The Van Dweller’s Protection Association was renamed the Showmen’s Guild in 1900 and is known today as the Showmen's Guild of Great Britain. Williams was deeply involved in the Van Dweller’s Protection Association, both as a committee member and as one of the Vice Presidents for the Manchester Section.
Death and legacy
Williams' last show was at Freeman Street Market in Great Grimsby, Lincolnshire, where he died of typhoid fever on 14 November 1898. He was buried at Weaste Cemetery in Salford on 18 November with the funeral service being conducted by the Reverend Thomas Horne. Williams was survived by his long-term partner, Annie Radford Williams, daughters, Caroline and Annie, and sons, Randall, Thomas, Eddie Albert, and George. He was predeceased by his first wife, Mary Ann Hough, who died in 1884.
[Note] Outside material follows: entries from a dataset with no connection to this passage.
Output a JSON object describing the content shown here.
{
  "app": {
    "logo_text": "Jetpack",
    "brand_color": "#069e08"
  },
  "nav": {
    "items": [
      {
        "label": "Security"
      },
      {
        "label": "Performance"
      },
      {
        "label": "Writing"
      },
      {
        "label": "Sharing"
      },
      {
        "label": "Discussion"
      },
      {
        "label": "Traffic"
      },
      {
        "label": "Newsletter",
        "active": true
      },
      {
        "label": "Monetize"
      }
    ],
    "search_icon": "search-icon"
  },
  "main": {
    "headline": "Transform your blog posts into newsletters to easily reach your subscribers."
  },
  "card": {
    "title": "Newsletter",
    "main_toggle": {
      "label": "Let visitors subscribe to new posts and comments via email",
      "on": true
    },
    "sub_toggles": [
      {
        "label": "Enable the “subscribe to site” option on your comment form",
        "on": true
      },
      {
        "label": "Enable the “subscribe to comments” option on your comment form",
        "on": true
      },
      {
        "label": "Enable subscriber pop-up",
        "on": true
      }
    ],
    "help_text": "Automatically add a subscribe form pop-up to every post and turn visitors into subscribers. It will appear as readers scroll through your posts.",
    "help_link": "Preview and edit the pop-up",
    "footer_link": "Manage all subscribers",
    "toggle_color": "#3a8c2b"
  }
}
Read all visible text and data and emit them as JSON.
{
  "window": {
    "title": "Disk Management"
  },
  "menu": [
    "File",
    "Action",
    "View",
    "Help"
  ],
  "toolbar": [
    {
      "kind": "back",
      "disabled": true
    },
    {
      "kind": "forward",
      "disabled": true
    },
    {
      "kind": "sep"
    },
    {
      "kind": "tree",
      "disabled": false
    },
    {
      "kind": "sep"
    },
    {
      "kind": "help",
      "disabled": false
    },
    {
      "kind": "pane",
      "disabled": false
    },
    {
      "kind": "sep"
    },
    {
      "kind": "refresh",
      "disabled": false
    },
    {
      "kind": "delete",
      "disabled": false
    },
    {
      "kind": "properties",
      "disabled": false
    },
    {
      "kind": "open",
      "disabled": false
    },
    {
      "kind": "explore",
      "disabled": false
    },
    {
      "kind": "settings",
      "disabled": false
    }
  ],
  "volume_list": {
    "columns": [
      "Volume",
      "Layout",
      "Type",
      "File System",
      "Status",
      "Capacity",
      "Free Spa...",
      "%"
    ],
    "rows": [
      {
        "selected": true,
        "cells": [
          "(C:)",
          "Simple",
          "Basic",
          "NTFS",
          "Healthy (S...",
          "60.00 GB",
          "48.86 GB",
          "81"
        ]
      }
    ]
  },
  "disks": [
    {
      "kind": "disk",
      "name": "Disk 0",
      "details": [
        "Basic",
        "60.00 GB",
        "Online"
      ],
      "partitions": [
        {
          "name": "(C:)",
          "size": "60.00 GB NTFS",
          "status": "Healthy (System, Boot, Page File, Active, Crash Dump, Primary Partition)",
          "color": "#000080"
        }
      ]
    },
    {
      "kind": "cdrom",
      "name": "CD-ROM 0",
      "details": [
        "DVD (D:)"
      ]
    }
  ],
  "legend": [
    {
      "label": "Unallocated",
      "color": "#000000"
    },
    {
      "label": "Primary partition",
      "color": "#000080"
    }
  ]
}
Following his death, Williams' main bioscope was taken over by his daughter Carrie and her husband, Dick Monte (former Haydon and Urry employee). They continued to travel the show as the Randall Williams Cinematograph Show until 1913 when it was destroyed by fire at Thirsk, Yorkshire. Williams' No. 2 show was taken over by his daughter and son-in-law, Annie and Reuben Williams. They travelled with their bioscope until 1906.